Marked For Death: The Nazi War on Homosexuality
Picture of a gay concentration camp prisoner. Pink News

Brutal Prisoners

When gay men were not getting brutalized by the guards, they were beaten and mistreated by their fellow inmates. It was common for gay men to align themselves with Kapos or other prisoners in positions of authority. These homosexuals were known as ‘doll boys’ and received a certain level of protection while their affair lasted. Being a Kapo’s lover didn’t protect gay prisoners from the guards, and in many cases, the Kapo would kill the gay man once he got bored.

Some homosexual prisoners managed to get clerical and administrative jobs which shielded them from the worst recesses the guards and other inmates. One other way to survive was to agree to castration as a means of ‘curing’ their perceived sexual deviancy.

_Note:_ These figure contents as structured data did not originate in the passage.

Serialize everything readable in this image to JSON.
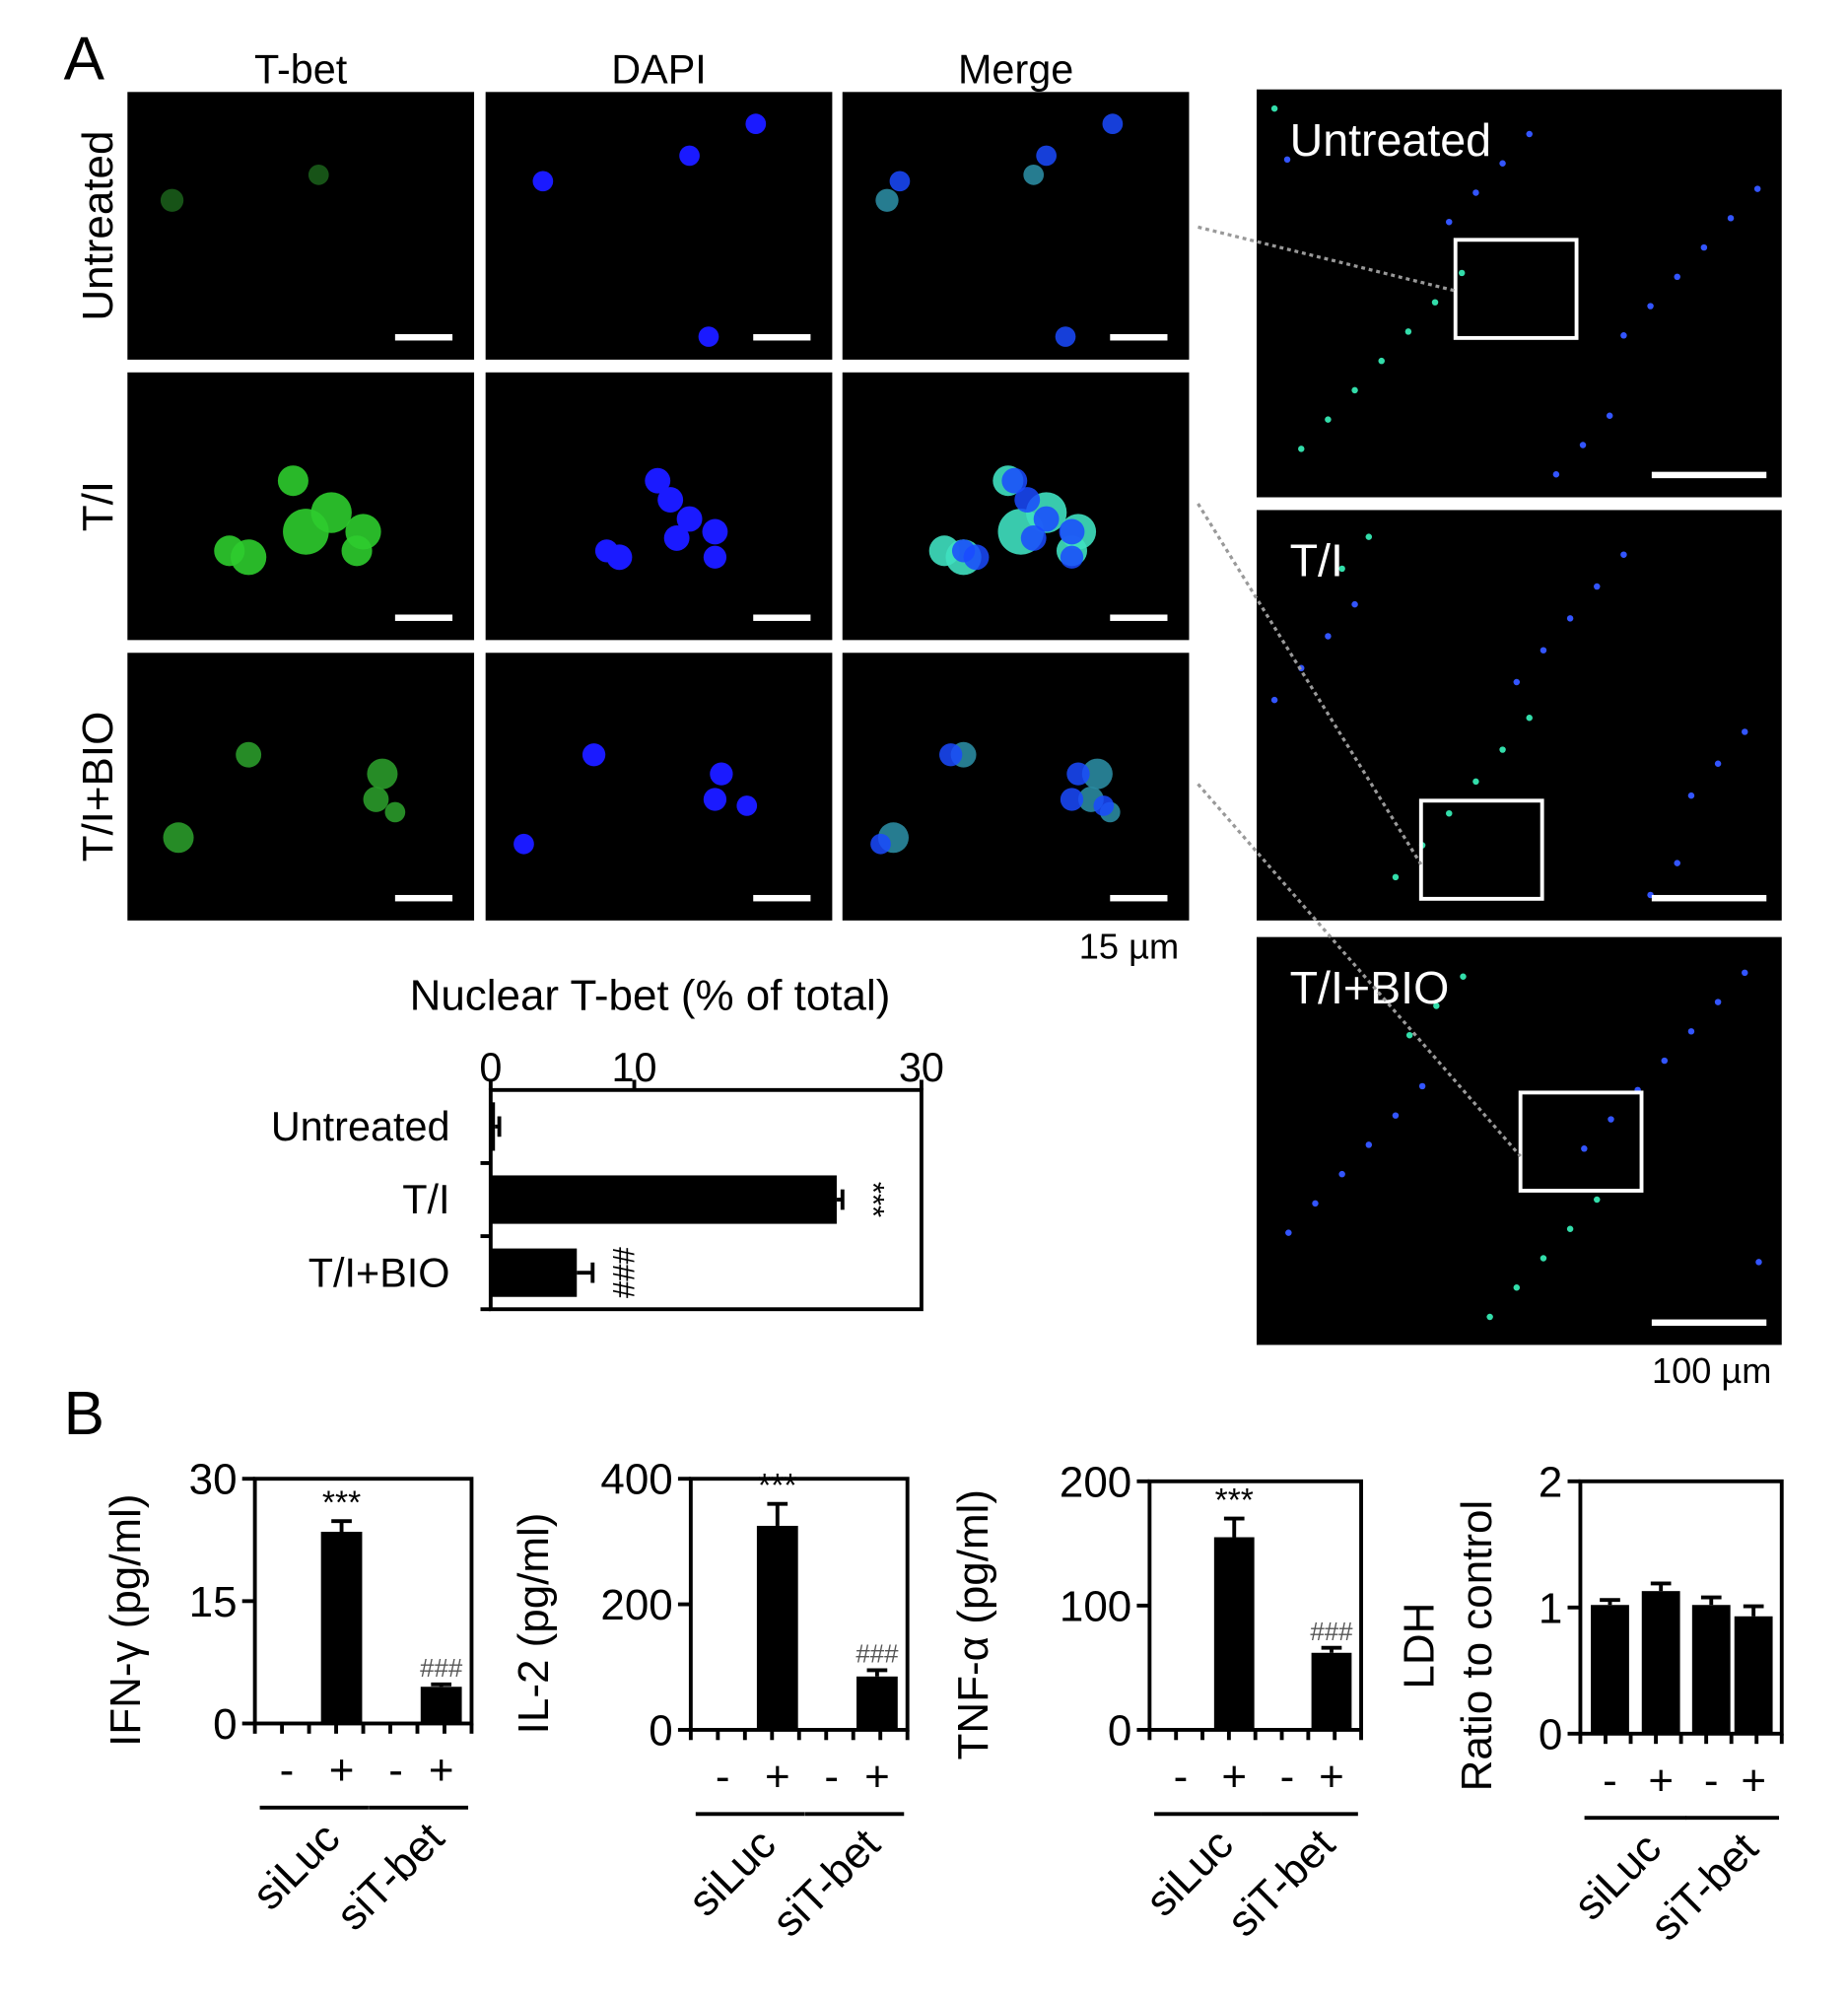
{
  "panel_a": {
    "label": "A",
    "columns": [
      "T-bet",
      "DAPI",
      "Merge"
    ],
    "rows": [
      "Untreated",
      "T/I",
      "T/I+BIO"
    ],
    "scale_small": "15 µm",
    "overview_labels": [
      "Untreated",
      "T/I",
      "T/I+BIO"
    ],
    "scale_large": "100 µm"
  },
  "panel_b_label": "B",
  "chart_data": [
    {
      "type": "hbar",
      "title": "Nuclear T-bet (% of total)",
      "categories": [
        "Untreated",
        "T/I",
        "T/I+BIO"
      ],
      "values": [
        0.3,
        24.1,
        6.0
      ],
      "errors": [
        0.3,
        0.4,
        1.1
      ],
      "annotations": [
        null,
        "***",
        "###"
      ],
      "color": "#000000",
      "xlim": [
        0,
        30
      ],
      "xticks": [
        0,
        10,
        30
      ]
    },
    {
      "type": "bar",
      "ylabel": "IFN-γ (pg/ml)",
      "categories": [
        "-",
        "+",
        "-",
        "+"
      ],
      "groups": [
        "siLuc",
        "siT-bet"
      ],
      "values": [
        0,
        23.5,
        0,
        4.5
      ],
      "errors": [
        0,
        1.3,
        0,
        0.3
      ],
      "annotations": [
        null,
        "***",
        null,
        "###"
      ],
      "color": "#000000",
      "ylim": [
        0,
        30
      ],
      "yticks": [
        0,
        15,
        30
      ]
    },
    {
      "type": "bar",
      "ylabel": "IL-2 (pg/ml)",
      "categories": [
        "-",
        "+",
        "-",
        "+"
      ],
      "groups": [
        "siLuc",
        "siT-bet"
      ],
      "values": [
        0,
        325,
        0,
        85
      ],
      "errors": [
        0,
        35,
        0,
        10
      ],
      "annotations": [
        null,
        "***",
        null,
        "###"
      ],
      "color": "#000000",
      "ylim": [
        0,
        400
      ],
      "yticks": [
        0,
        200,
        400
      ]
    },
    {
      "type": "bar",
      "ylabel": "TNF-α (pg/ml)",
      "categories": [
        "-",
        "+",
        "-",
        "+"
      ],
      "groups": [
        "siLuc",
        "siT-bet"
      ],
      "values": [
        0,
        155,
        0,
        62
      ],
      "errors": [
        0,
        15,
        0,
        4
      ],
      "annotations": [
        null,
        "***",
        null,
        "###"
      ],
      "color": "#000000",
      "ylim": [
        0,
        200
      ],
      "yticks": [
        0,
        100,
        200
      ]
    },
    {
      "type": "bar",
      "ylabel": "LDH",
      "ylabel2": "Ratio to control",
      "categories": [
        "-",
        "+",
        "-",
        "+"
      ],
      "groups": [
        "siLuc",
        "siT-bet"
      ],
      "values": [
        1.02,
        1.13,
        1.02,
        0.93
      ],
      "errors": [
        0.04,
        0.06,
        0.06,
        0.08
      ],
      "color": "#000000",
      "ylim": [
        0,
        2
      ],
      "yticks": [
        0,
        1,
        2
      ]
    }
  ]
}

At one stage, gay prisoners could agree to castration to benefit from reduced sentences. Towards the end of the war, homosexuals were castrated whether they agreed to it or not.

Ultimately, at least 15,000 homosexual men were officially sent to concentration camps although the figure is probably much higher. An unknown number of these men died in the camps; many of them were beaten and tortured to death in yet another sickening reminder of the evil deeds perpetrated by the Nazis.